In his piece, Gopnik identifies two types of originality – originality of ideas and originality of labor. I have no problem with Gopnik’s equal valuation of these two kinds of originality, but I strongly object to his implication that Ellington’s originality was mainly in labor. It’s a stunted interpretation, emphasizing only part of Ellington’s creative process. Whitney Balliett, in his Collected Works: A Journal of Jazz 1954 – 2000, describes this process as follows:

Ellington composes a number, which may be a blues, a capsule concerto, a ballad, a program piece, a tone poem, a sly bit of portraiture, an up-tempo celebration of nothing in particular, or a reworking of a standard. It is tried out by the band, which makes suggestions, and an arrangement is developed. This arrangement is orchestrated and played over and over and, if it is found not wanting, passes into the band’s repertory. Once there, it is far from static, for each time it is performed it is improvised upon, to different degrees, by both the ensemble and the soloists, among them the composer himself. Finally, a kind of composite rendition emerges, and a “Solitude” or “Mood Indigo” or “Never No Lament” takes permanent, though malleable shape. Thus Ellington is at once a classical and a popular-music composer, an interpretive classical musician, a conductor, and a jazz improviser.

This description is, to my mind, much fairer to Ellington than Gopnik’s “theft” accusation. Gopnik slights Ellington in another way, too.

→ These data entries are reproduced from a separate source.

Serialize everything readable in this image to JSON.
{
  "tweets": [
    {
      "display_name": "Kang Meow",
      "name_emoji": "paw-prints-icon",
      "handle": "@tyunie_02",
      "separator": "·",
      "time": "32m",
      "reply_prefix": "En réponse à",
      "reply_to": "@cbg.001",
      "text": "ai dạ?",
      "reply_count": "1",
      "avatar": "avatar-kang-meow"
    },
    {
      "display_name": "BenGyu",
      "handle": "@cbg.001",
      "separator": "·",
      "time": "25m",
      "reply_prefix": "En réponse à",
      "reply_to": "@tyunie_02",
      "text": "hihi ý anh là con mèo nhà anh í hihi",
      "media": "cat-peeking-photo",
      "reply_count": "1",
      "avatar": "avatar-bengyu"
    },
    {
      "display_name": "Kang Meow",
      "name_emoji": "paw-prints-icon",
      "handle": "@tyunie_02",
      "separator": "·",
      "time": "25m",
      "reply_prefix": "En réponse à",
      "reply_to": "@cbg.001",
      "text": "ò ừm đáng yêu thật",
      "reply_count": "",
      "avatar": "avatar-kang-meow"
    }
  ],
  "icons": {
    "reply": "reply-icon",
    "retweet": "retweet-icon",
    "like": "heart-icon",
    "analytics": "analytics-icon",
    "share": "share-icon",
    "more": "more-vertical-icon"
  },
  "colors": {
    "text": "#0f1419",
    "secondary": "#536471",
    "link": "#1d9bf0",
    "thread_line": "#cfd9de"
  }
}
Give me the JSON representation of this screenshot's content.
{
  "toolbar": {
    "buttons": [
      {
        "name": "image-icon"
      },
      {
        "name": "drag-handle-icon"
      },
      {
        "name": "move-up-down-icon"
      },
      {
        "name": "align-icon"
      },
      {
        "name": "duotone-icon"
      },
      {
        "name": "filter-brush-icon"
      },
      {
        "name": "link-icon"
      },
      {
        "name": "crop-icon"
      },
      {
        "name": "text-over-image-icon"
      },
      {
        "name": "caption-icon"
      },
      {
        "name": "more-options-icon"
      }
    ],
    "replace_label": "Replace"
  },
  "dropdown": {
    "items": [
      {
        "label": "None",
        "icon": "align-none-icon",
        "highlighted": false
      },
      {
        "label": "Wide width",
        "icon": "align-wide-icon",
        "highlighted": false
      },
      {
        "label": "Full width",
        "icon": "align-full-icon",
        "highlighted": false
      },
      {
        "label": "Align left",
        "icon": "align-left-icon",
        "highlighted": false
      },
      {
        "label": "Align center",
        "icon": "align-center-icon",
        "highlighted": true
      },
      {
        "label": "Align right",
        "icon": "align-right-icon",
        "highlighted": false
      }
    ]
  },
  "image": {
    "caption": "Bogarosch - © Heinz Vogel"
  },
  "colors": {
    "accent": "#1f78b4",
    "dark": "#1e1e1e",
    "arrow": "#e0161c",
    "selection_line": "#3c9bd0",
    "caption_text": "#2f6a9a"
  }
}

He says Ellington played “no better than O.K. piano.” Anyone who’s ever heard Ellington’s gorgeous “All The Things You Are (take 2),” on his superb Piano In The Foreground knows better than that. Balliett, in his review of a 1967 Ellington stand at the Rainbow Grill, wrote, “And of course there was Ellington, playing first-rate piano” (“Small Band,” Ecstasy at the Onion, 1971).